China makes fusion tech breakthrough with world's first HH70 Tokamak

China witnessed a historic moment with the completion and operation of the world's first fully high-temperature superconducting tokamak device, named HH70, in its eastern Municipality of Shanghai on Tuesday, marking a significant leap forward in global fusion technology development for clean energy.

Tokamak devices, often called "artificial suns," are traditionally large and expensive. 

Designed and built by a commercial company, Energy Singularity, the HH70 is smaller and cheaper to produce, paving the way for more commercially viable fusion reactors in the future, said Guo Houyang, co-founder and CTO of Energy Singularity. 

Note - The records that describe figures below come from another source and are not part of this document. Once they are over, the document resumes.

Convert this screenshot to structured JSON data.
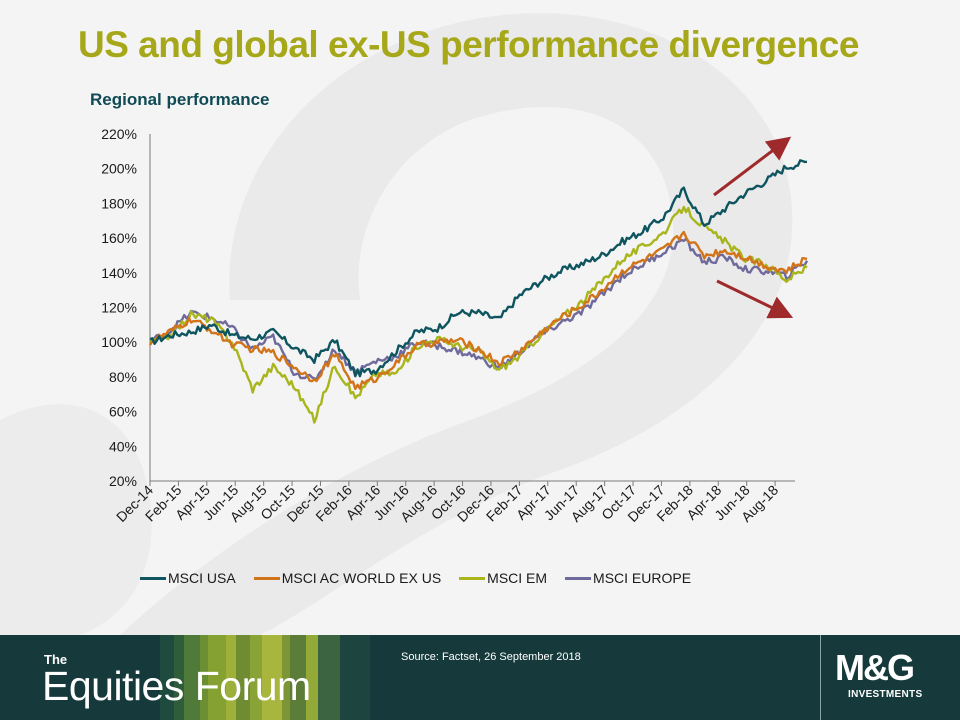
{
  "slide": {
    "title": "US and global ex-US performance divergence",
    "subtitle": "Regional performance"
  },
  "footer": {
    "brand_the": "The",
    "brand_name": "Equities Forum",
    "source": "Source: Factset, 26 September 2018",
    "logo_text": "M&G",
    "logo_sub": "INVESTMENTS"
  },
  "chart_data": {
    "type": "line",
    "title": "Regional performance",
    "xlabel": "",
    "ylabel": "",
    "ylim": [
      20,
      220
    ],
    "yticks": [
      "20%",
      "40%",
      "60%",
      "80%",
      "100%",
      "120%",
      "140%",
      "160%",
      "180%",
      "200%",
      "220%"
    ],
    "x_ticklabels": [
      "Dec-14",
      "Feb-15",
      "Apr-15",
      "Jun-15",
      "Aug-15",
      "Oct-15",
      "Dec-15",
      "Feb-16",
      "Apr-16",
      "Jun-16",
      "Aug-16",
      "Oct-16",
      "Dec-16",
      "Feb-17",
      "Apr-17",
      "Jun-17",
      "Aug-17",
      "Oct-17",
      "Dec-17",
      "Feb-18",
      "Apr-18",
      "Jun-18",
      "Aug-18"
    ],
    "grid": false,
    "legend_position": "bottom",
    "series": [
      {
        "name": "MSCI USA",
        "color": "#0e5560",
        "values": [
          100,
          104,
          106,
          110,
          104,
          102,
          106,
          97,
          90,
          101,
          82,
          84,
          95,
          106,
          108,
          117,
          117,
          113,
          127,
          135,
          141,
          145,
          150,
          158,
          164,
          172,
          188,
          168,
          177,
          186,
          193,
          201,
          204
        ]
      },
      {
        "name": "MSCI AC WORLD EX US",
        "color": "#d2741a",
        "values": [
          100,
          106,
          113,
          107,
          99,
          96,
          94,
          86,
          78,
          93,
          74,
          79,
          88,
          98,
          100,
          101,
          96,
          88,
          95,
          105,
          114,
          121,
          130,
          141,
          147,
          153,
          163,
          150,
          153,
          149,
          144,
          141,
          148
        ]
      },
      {
        "name": "MSCI EM",
        "color": "#a8b51c",
        "values": [
          100,
          104,
          116,
          113,
          100,
          73,
          86,
          75,
          55,
          87,
          68,
          82,
          82,
          98,
          102,
          98,
          95,
          84,
          92,
          104,
          114,
          123,
          135,
          148,
          155,
          163,
          178,
          166,
          158,
          148,
          145,
          136,
          143
        ]
      },
      {
        "name": "MSCI EUROPE",
        "color": "#6e6a9c",
        "values": [
          100,
          107,
          117,
          114,
          108,
          96,
          103,
          83,
          78,
          96,
          83,
          89,
          92,
          100,
          98,
          95,
          91,
          85,
          94,
          104,
          111,
          117,
          127,
          138,
          145,
          152,
          159,
          146,
          149,
          142,
          141,
          138,
          147
        ]
      }
    ],
    "annotations": [
      {
        "type": "arrow",
        "description": "upward arrow beside MSCI USA",
        "color": "#9e2a2b"
      },
      {
        "type": "arrow",
        "description": "downward arrow beside ex-US indices",
        "color": "#9e2a2b"
      }
    ]
  }
}
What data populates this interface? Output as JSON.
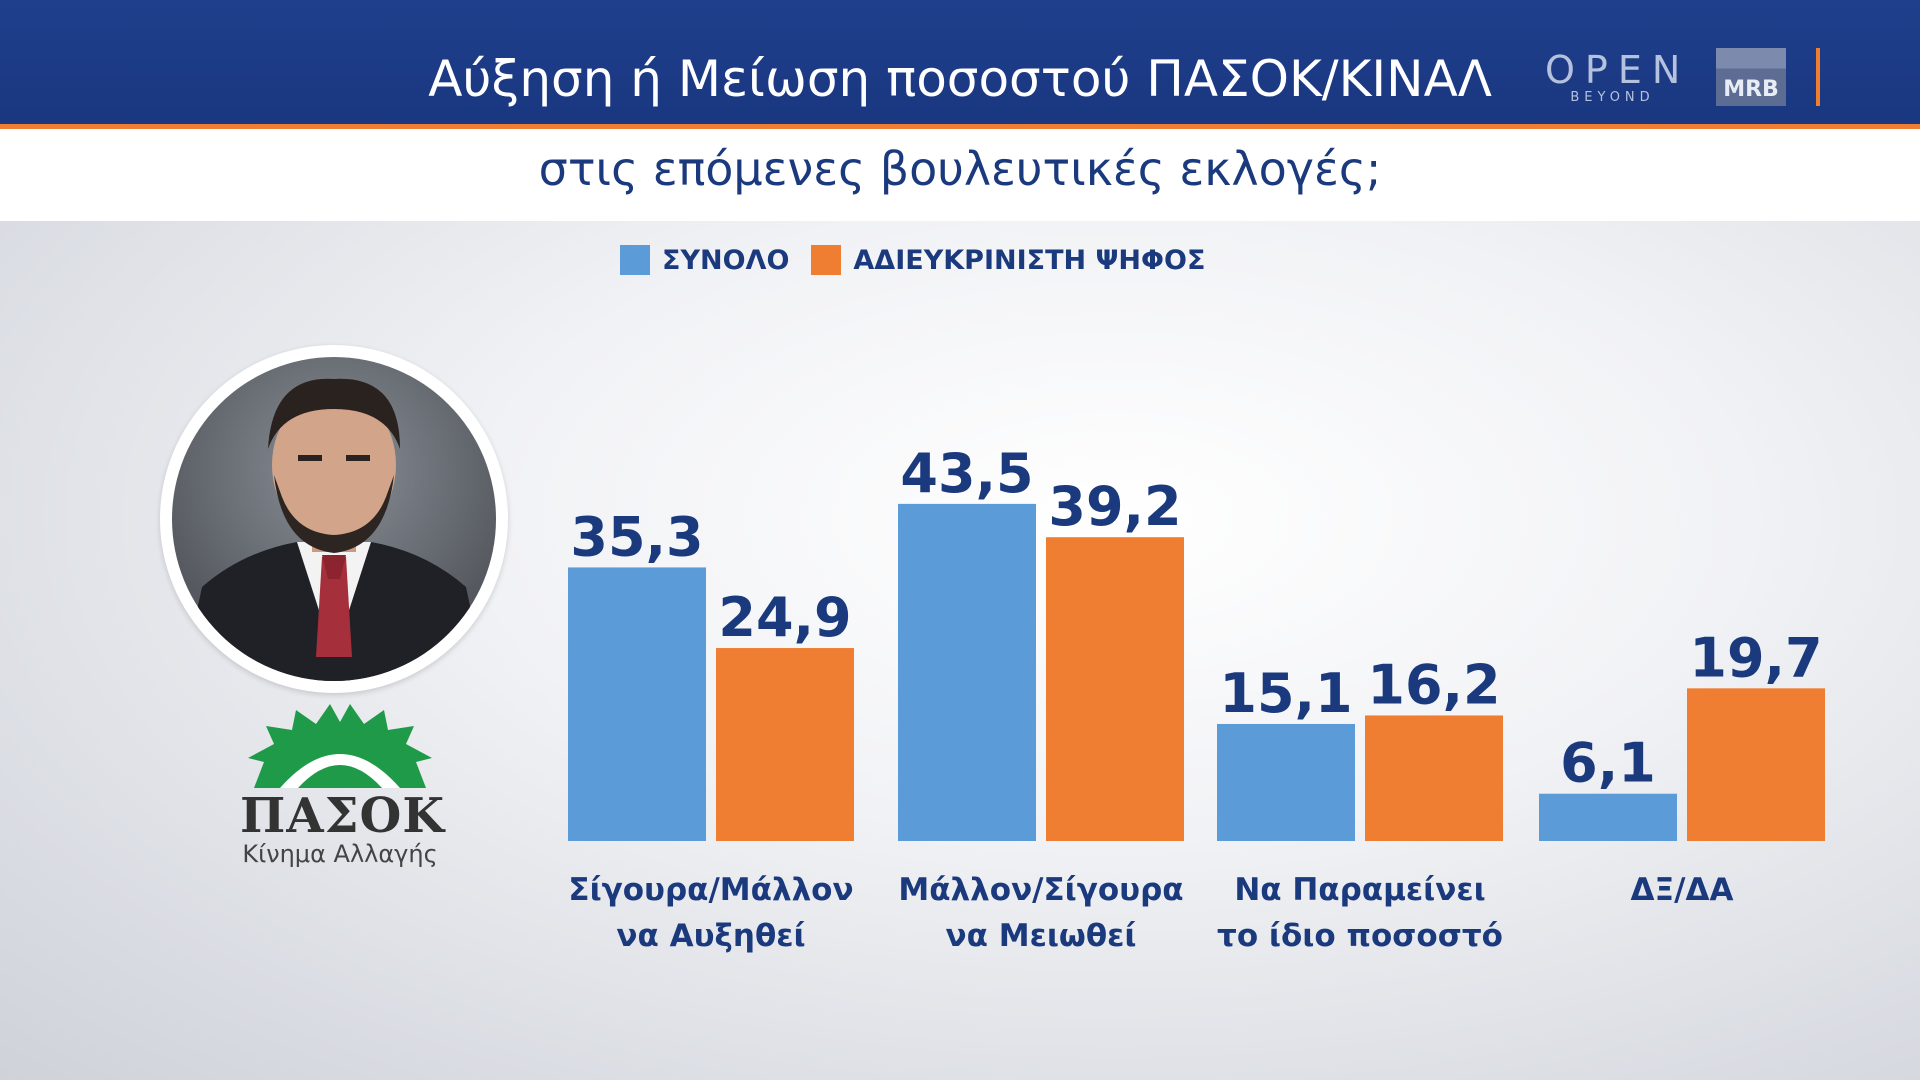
{
  "header": {
    "title": "Αύξηση ή Μείωση ποσοστού ΠΑΣΟΚ/ΚΙΝΑΛ",
    "subtitle": "στις επόμενες βουλευτικές εκλογές;"
  },
  "branding": {
    "open_logo": "OPEN",
    "open_sub": "BEYOND",
    "mrb_logo": "MRB"
  },
  "party": {
    "name": "ΠΑΣΟΚ",
    "tagline": "Κίνημα Αλλαγής"
  },
  "colors": {
    "header_bg": "#1f3f8c",
    "accent": "#ef7e33",
    "text_dark_blue": "#1b3a7e",
    "series_total": "#5b9bd8",
    "series_undecided": "#ef7e33",
    "pasok_green": "#1f9a48"
  },
  "icons": [
    "person-photo",
    "pasok-sun-logo"
  ],
  "chart_data": {
    "type": "bar",
    "title": "Αύξηση ή Μείωση ποσοστού ΠΑΣΟΚ/ΚΙΝΑΛ",
    "subtitle": "στις επόμενες βουλευτικές εκλογές;",
    "categories": [
      [
        "Σίγουρα/Μάλλον",
        "να Αυξηθεί"
      ],
      [
        "Μάλλον/Σίγουρα",
        "να Μειωθεί"
      ],
      [
        "Να Παραμείνει",
        "το ίδιο ποσοστό"
      ],
      [
        "ΔΞ/ΔΑ"
      ]
    ],
    "series": [
      {
        "name": "ΣΥΝΟΛΟ",
        "values": [
          35.3,
          43.5,
          15.1,
          6.1
        ],
        "labels": [
          "35,3",
          "43,5",
          "15,1",
          "6,1"
        ],
        "color": "#5b9bd8"
      },
      {
        "name": "ΑΔΙΕΥΚΡΙΝΙΣΤΗ ΨΗΦΟΣ",
        "values": [
          24.9,
          39.2,
          16.2,
          19.7
        ],
        "labels": [
          "24,9",
          "39,2",
          "16,2",
          "19,7"
        ],
        "color": "#ef7e33"
      }
    ],
    "xlabel": "",
    "ylabel": "",
    "ylim": [
      0,
      50
    ],
    "grid": false,
    "legend": "top"
  }
}
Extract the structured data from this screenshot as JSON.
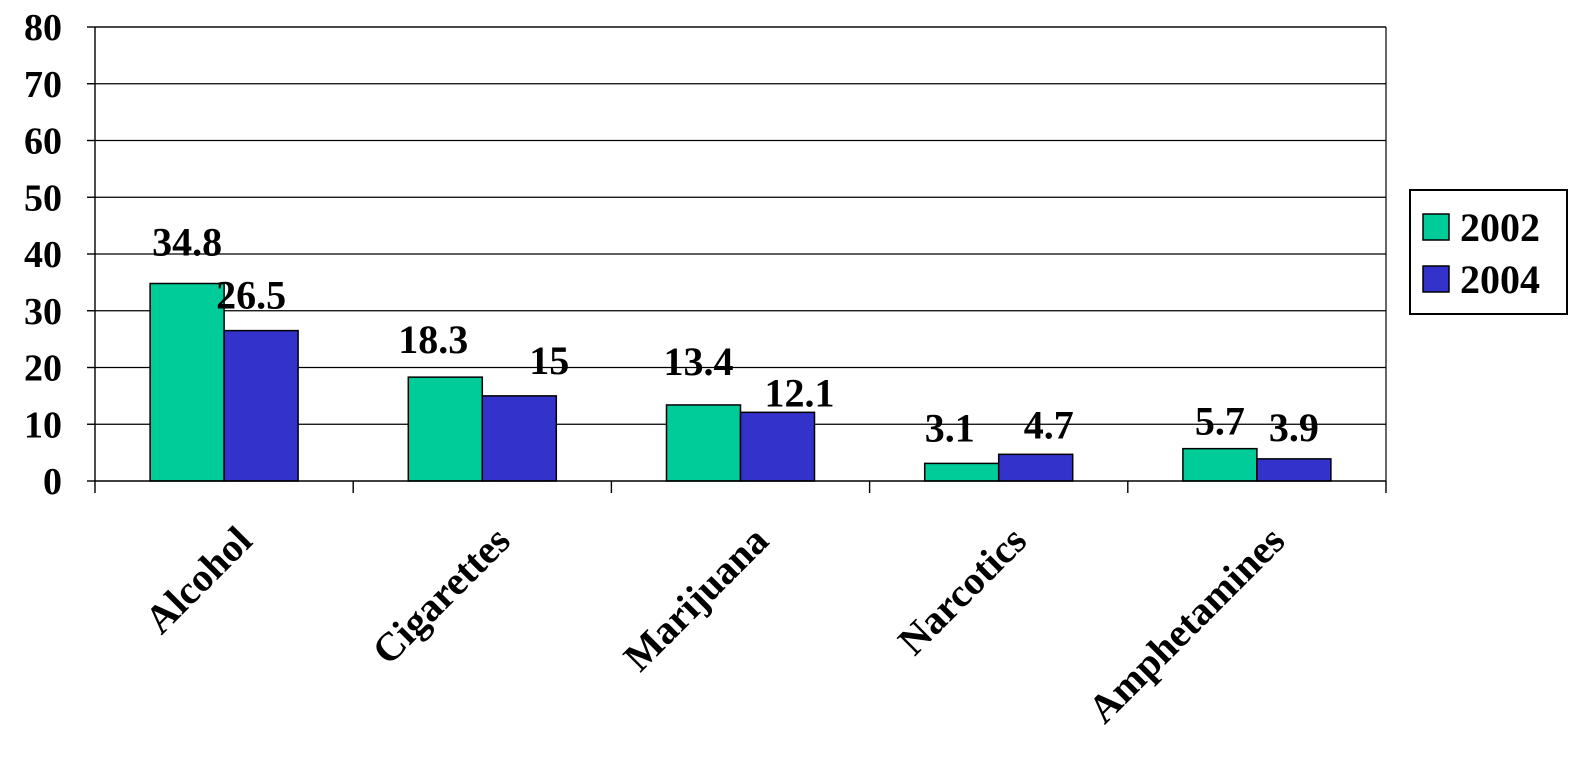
{
  "chart_data": {
    "type": "bar",
    "categories": [
      "Alcohol",
      "Cigarettes",
      "Marijuana",
      "Narcotics",
      "Amphetamines"
    ],
    "series": [
      {
        "name": "2002",
        "values": [
          34.8,
          18.3,
          13.4,
          3.1,
          5.7
        ],
        "color": "#00CC99"
      },
      {
        "name": "2004",
        "values": [
          26.5,
          15,
          12.1,
          4.7,
          3.9
        ],
        "color": "#3333CC"
      }
    ],
    "data_labels": [
      [
        "34.8",
        "18.3",
        "13.4",
        "3.1",
        "5.7"
      ],
      [
        "26.5",
        "15",
        "12.1",
        "4.7",
        "3.9"
      ]
    ],
    "yticks": [
      "0",
      "10",
      "20",
      "30",
      "40",
      "50",
      "60",
      "70",
      "80"
    ],
    "ylim": [
      0,
      80
    ],
    "grid": true,
    "legend_position": "right",
    "title": "",
    "xlabel": "",
    "ylabel": ""
  }
}
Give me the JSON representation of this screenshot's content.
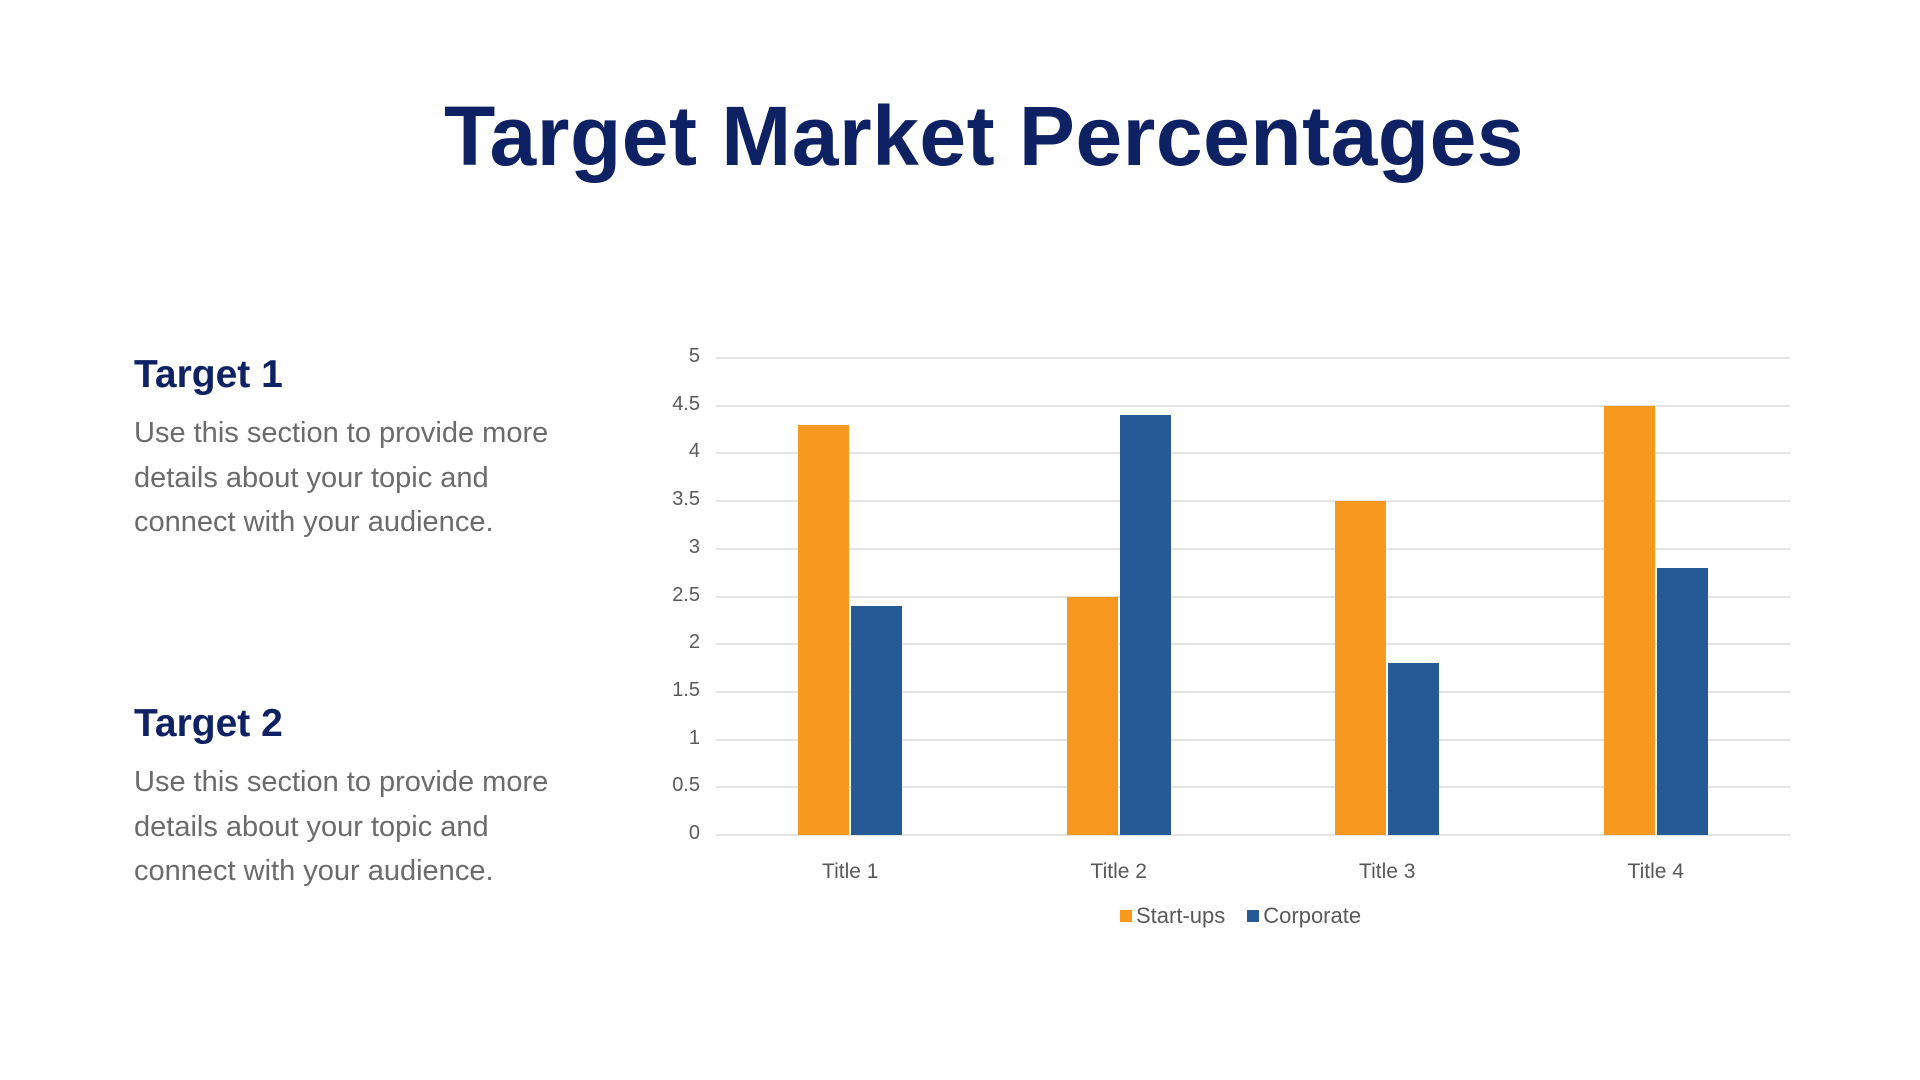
{
  "slide": {
    "title": "Target Market Percentages",
    "targets": [
      {
        "heading": "Target 1",
        "body": "Use this section to provide more details about your topic and connect with your audience."
      },
      {
        "heading": "Target 2",
        "body": "Use this section to provide more details about your topic and connect with your audience."
      }
    ]
  },
  "colors": {
    "title": "#0d2163",
    "startups": "#f7991f",
    "corporate": "#255a96",
    "grid": "#e4e4e4",
    "axis_text": "#595959",
    "body_text": "#6b6b6b"
  },
  "chart_data": {
    "type": "bar",
    "title": "",
    "categories": [
      "Title 1",
      "Title 2",
      "Title 3",
      "Title 4"
    ],
    "series": [
      {
        "name": "Start-ups",
        "color": "#f7991f",
        "values": [
          4.3,
          2.5,
          3.5,
          4.5
        ]
      },
      {
        "name": "Corporate",
        "color": "#255a96",
        "values": [
          2.4,
          4.4,
          1.8,
          2.8
        ]
      }
    ],
    "yticks": [
      "0",
      "0.5",
      "1",
      "1.5",
      "2",
      "2.5",
      "3",
      "3.5",
      "4",
      "4.5",
      "5"
    ],
    "ylim": [
      0,
      5
    ],
    "xlabel": "",
    "ylabel": "",
    "grid": true,
    "legend_position": "bottom"
  }
}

The HH70 boasts a magnetic system constructed from high-temperature superconducting materials, a global first. Energy Singularity achieved this feat within two years, setting a world record for the fastest development and construction of a superconducting tokamak device. 

The successful operation of the HH70 marks a significant milestone for China. It signifies a major step forward in verifying the engineering feasibility of high-temperature superconducting tokamaks, paving the way for a clean and sustainable energy future.

According to the World Energy Outlook, if fossil fuel like oil, natural gas and coal gradually exit the global market, humans will face more than a 10 percent energy shortage by 2050. This is a huge opportunity and a challenge for taming controlled nuclear fusion energy.

Over the past few years, breakthroughs in high-temperature superconducting materials and other technologies have made it possible to develop an economically viable tokamak, according to Guo. The tokamak is an experimental machine designed to harness the energy of fusion. Controlled nuclear fusion offers a clean and sustainable energy solution that could help combat climate change and resource depletion, said Gao. 

By 2027, Energy Singularity aims to build a next-generation tokamak, a steady-state, high-magnetic-field, high-temperature superconducting model. This project will lay the groundwork for commercially viable fusion energy acquisition, with an ultimate goal of a demonstration power plant by 2030, Guo added.